Selain itu, ia dianggap sebagai kesombongan diri. Hal seperti itu tidak sesuai bagi seorang yang hendak beribadah, sedangkan pahala diberikan sesuai dengan kadar kepayahan yang dilakukan dan hal ini juga bertentangan dengan sesuatu yang lebih diutamakan. Menurut pendapat yang lemah, ia adalah makruh. Akan tetapi jika meminta pertolongan tersebut disebabkan karena uzur seperti sakit, maka tidaklah mengapa.
Nabi Muhammad shallallahu ‘alaihi wasallam telah membenarkan hal tersebut berdasarkan hadits yang diriwayatkan Al-Mughirah bin Syu'bah, bahwa dia pernah bersama Rasulullah shallallahu ‘alaihi wasallam dalam suatu perjalanan.

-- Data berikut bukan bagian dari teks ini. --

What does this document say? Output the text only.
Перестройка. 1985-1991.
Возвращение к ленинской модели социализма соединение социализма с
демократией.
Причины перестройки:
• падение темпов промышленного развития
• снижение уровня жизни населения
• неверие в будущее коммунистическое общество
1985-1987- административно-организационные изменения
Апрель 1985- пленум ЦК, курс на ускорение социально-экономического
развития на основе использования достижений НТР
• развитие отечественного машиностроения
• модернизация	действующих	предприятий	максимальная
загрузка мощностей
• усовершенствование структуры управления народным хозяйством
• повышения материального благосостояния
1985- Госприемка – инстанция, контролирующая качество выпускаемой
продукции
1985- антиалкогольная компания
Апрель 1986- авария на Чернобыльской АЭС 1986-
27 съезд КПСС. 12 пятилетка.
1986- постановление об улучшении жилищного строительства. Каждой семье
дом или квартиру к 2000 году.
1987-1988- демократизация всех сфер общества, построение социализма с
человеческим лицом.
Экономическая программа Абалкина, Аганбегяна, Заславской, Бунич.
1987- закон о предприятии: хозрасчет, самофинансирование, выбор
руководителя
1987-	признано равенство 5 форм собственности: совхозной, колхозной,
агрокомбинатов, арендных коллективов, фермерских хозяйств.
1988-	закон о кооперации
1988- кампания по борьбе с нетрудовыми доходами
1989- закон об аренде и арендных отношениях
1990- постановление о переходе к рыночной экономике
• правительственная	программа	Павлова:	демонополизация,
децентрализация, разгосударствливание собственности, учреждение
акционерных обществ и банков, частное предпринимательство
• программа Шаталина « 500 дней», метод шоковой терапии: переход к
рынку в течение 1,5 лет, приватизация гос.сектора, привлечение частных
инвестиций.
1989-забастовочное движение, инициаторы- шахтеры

Rasul pergi buang air dan Mughirah menuangkan air untuk Rasul ketika Rasul berwudhu. Lalu Rasul membasuh muka dan dua tangan, mengusap kepala, dan dua khuf-nya.” Muttafaq ‘alaih (Nailul Authar jilid 1 halaman 175)
Shafwan bin Asal berkata, "Saya telah menuangkan air kepada Nabi shallallahu ‘alaihi wasallam untuk berwudhu, baik dalam masa bepergian ataupun bermukim.” Riwayat Ibnu Majah dan juga diriwayatkan oleh Imam Al-Bukhari dalam Tarikh Al-Kabir. Ibnu Hajar mengatakan bahwa dalam sanadnya ada perawi yang dhaif (Nailul Authar jilid 1 halaman 175. Kedua hadits tersebut menunjukkan bahwa boleh mendapatkan pertolongan dari orang lain. Kedua hadits tersebut menjadi pegangan ulama madzhab Hambali, hingga mereka mengatakan boleh (meminta pertolongan).

E. Menggerakkan cincin yang longgar supaya basuhan itu semakin meyakinkan (sebagai langkah mubalaghah)

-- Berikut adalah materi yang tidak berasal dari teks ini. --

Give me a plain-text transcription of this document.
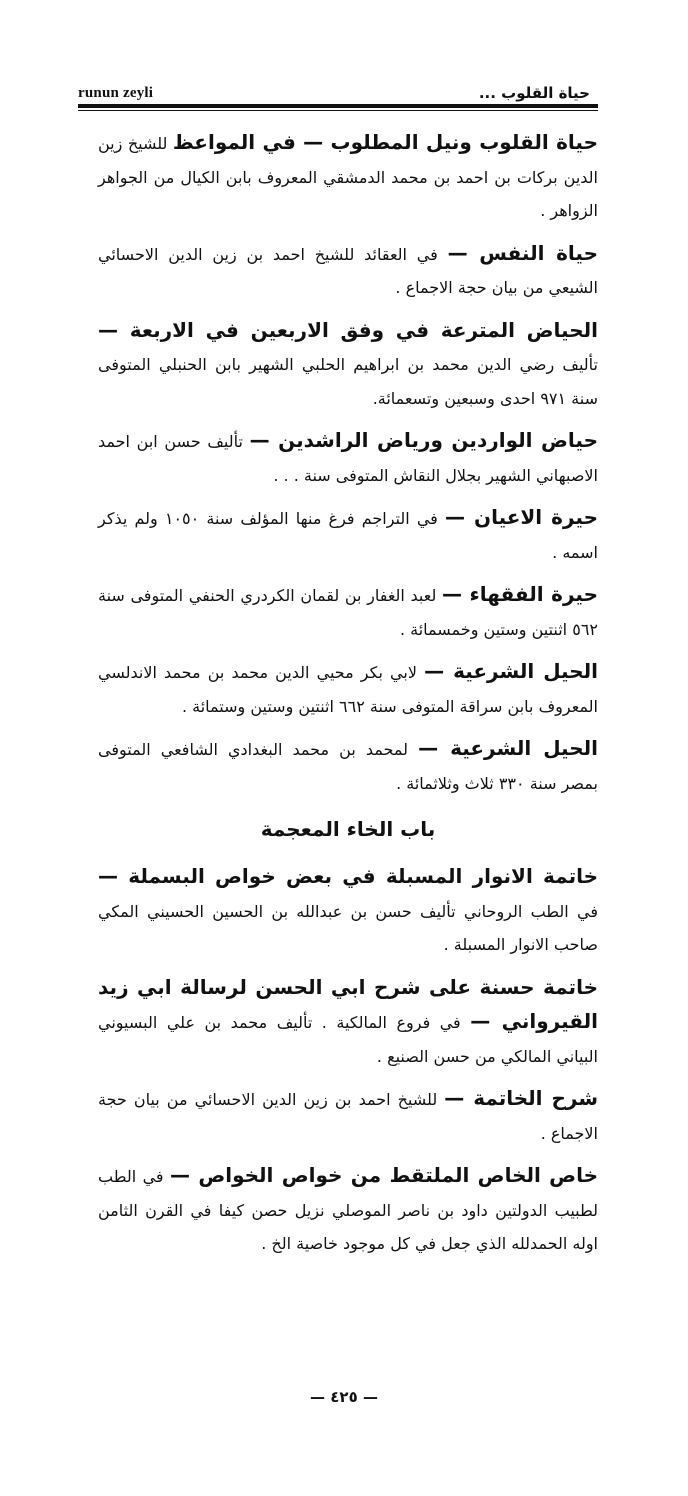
runun zeyli	حياة القلوب ...

حياة القلوب ونيل المطلوب — في المواعظ للشيخ زين الدين بركات بن احمد بن محمد الدمشقي المعروف بابن الكيال من الجواهر الزواهر .

حياة النفس — في العقائد للشيخ احمد بن زين الدين الاحسائي الشيعي من بيان حجة الاجماع .

الحياض المترعة في وفق الاربعين في الاربعة — تأليف رضي الدين محمد بن ابراهيم الحلبي الشهير بابن الحنبلي المتوفى سنة ٩٧١ احدى وسبعين وتسعمائة.

حياض الواردين ورياض الراشدين — تأليف حسن ابن احمد الاصبهاني الشهير بجلال النقاش المتوفى سنة . . .

حيرة الاعيان — في التراجم فرغ منها المؤلف سنة ١٠٥٠ ولم يذكر اسمه .

حيرة الفقهاء — لعبد الغفار بن لقمان الكردري الحنفي المتوفى سنة ٥٦٢ اثنتين وستين وخمسمائة .

الحيل الشرعية — لابي بكر محيي الدين محمد بن محمد الاندلسي المعروف بابن سراقة المتوفى سنة ٦٦٢ اثنتين وستين وستمائة .

الحيل الشرعية — لمحمد بن محمد البغدادي الشافعي المتوفى بمصر سنة ٣٣٠ ثلاث وثلاثمائة .

باب الخاء المعجمة

خاتمة الانوار المسبلة في بعض خواص البسملة — في الطب الروحاني تأليف حسن بن عبدالله بن الحسين الحسيني المكي صاحب الانوار المسبلة .

خاتمة حسنة على شرح ابي الحسن لرسالة ابي زيد القيرواني — في فروع المالكية . تأليف محمد بن علي البسيوني البياني المالكي من حسن الصنيع .

شرح الخاتمة — للشيخ احمد بن زين الدين الاحسائي من بيان حجة الاجماع .

خاص الخاص الملتقط من خواص الخواص — في الطب لطبيب الدولتين داود بن ناصر الموصلي نزيل حصن كيفا في القرن الثامن اوله الحمدلله الذي جعل في كل موجود خاصية الخ .

— ٤٢٥ —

Diriwayatkan dari Abu Rafi', bahwa Rasulullah shallallahu ‘alaihi wasallam sering menggerakkan cincinnya apabila beliau berwudhu. Diriwayatkan oleh Ibnu Majah dan Ad-Daruquthni. Hadis ini dhaif (Nailul Authar jilid 1 halaman 153)
Begitu juga sunnah menggerakkan cincin yang ketat, jika dipastikan air dapat sampai ke bawah cincin tersebut. Jika tidak dapat dipastikan, maka wajib hukumnya menggerakkan cincin tersebut. Dan telah dijelaskan hal ini pada bagian sebelum ini. Menurut ulama madzhab Maliki, tidak wajib menggerakkan cincin yang ketat yang boleh dipakai oleh seseorang.

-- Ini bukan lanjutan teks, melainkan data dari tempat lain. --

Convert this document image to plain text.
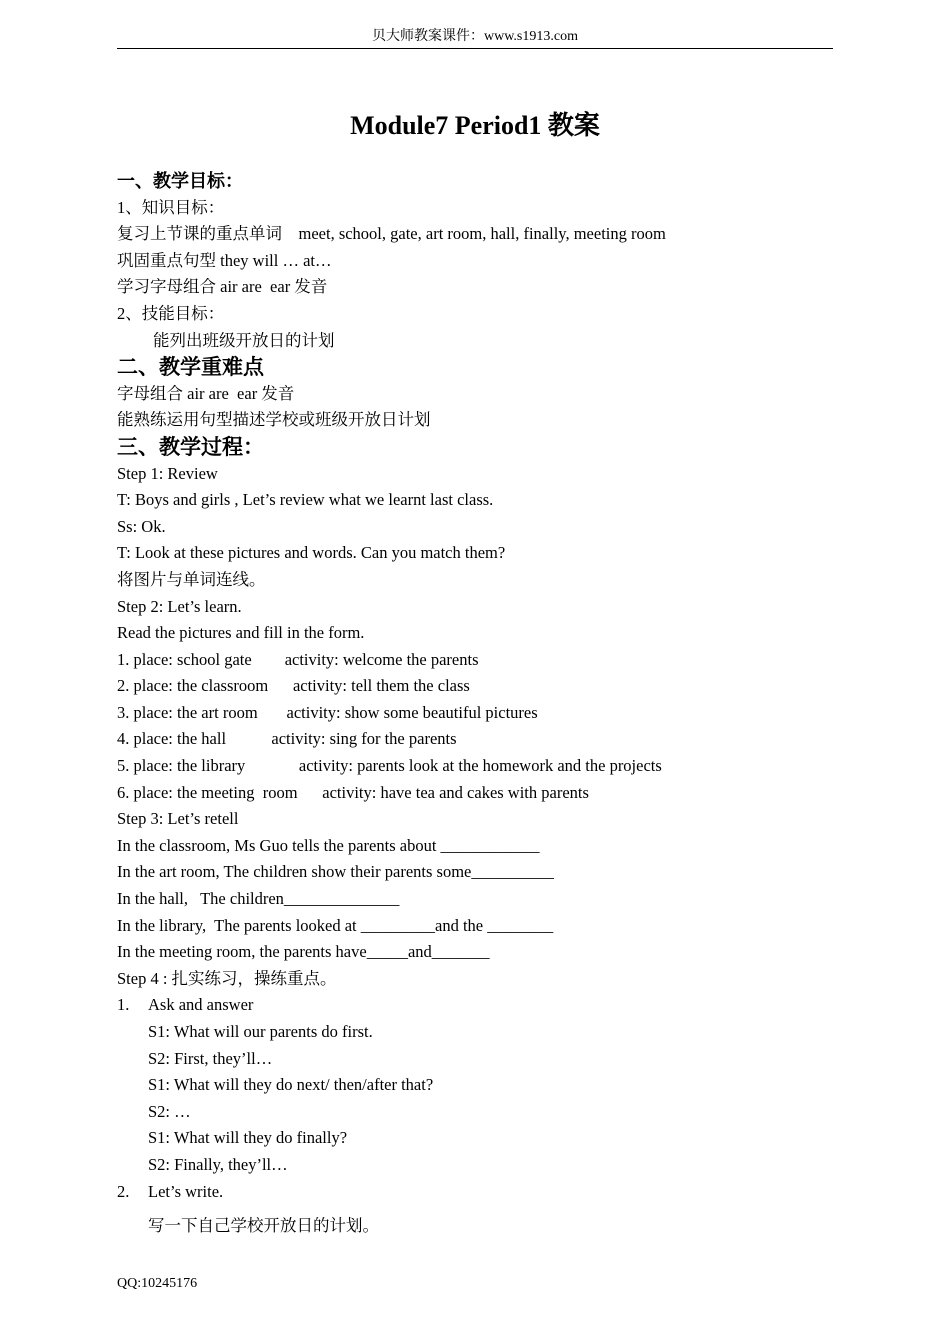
贝大师教案课件：www.s1913.com
Module7 Period1 教案
一、教学目标：
1、知识目标：
复习上节课的重点单词    meet, school, gate, art room, hall, finally, meeting room
巩固重点句型 they will … at…
学习字母组合 air are  ear 发音
2、技能目标：
能列出班级开放日的计划
二、教学重难点
字母组合 air are  ear 发音
能熟练运用句型描述学校或班级开放日计划
三、教学过程：
Step 1: Review
T: Boys and girls , Let’s review what we learnt last class.
Ss: Ok.
T: Look at these pictures and words. Can you match them?
将图片与单词连线。
Step 2: Let’s learn.
Read the pictures and fill in the form.
1. place: school gate        activity: welcome the parents
2. place: the classroom      activity: tell them the class
3. place: the art room       activity: show some beautiful pictures
4. place: the hall           activity: sing for the parents
5. place: the library             activity: parents look at the homework and the projects
6. place: the meeting  room      activity: have tea and cakes with parents
Step 3: Let’s retell
In the classroom, Ms Guo tells the parents about ____________
In the art room, The children show their parents some__________
In the hall,   The children______________
In the library,  The parents looked at _________and the ________
In the meeting room, the parents have_____and_______
Step 4 : 扎实练习，操练重点。
1. Ask and answer
S1: What will our parents do first.
S2: First, they’ll…
S1: What will they do next/ then/after that?
S2: …
S1: What will they do finally?
S2: Finally, they’ll…
2. Let’s write.
写一下自己学校开放日的计划。
QQ:10245176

F. Melakukan madhmadhah (berkumur) dan istinsyaq dengan menggunakan tangan kanan

Hal ini karena kemuliaan perbuatan tersebut dan membuang ingus dengan tangan kiri karena kedudukannya yang hina.

G. Berwudhu sebelum masuk waktu shalat untuk segera melakukan ketaatan bagi orang yang tidak ada uzur

Orang yang uzur dan orang yang bertayamum tidak disunnahkan bersegera melakukan thaharah, menurut pendapat ulama madzhab Hanafi. Menurut pendapat jumhur, wajib mengakhirkan bersuci hingga masuk waktu.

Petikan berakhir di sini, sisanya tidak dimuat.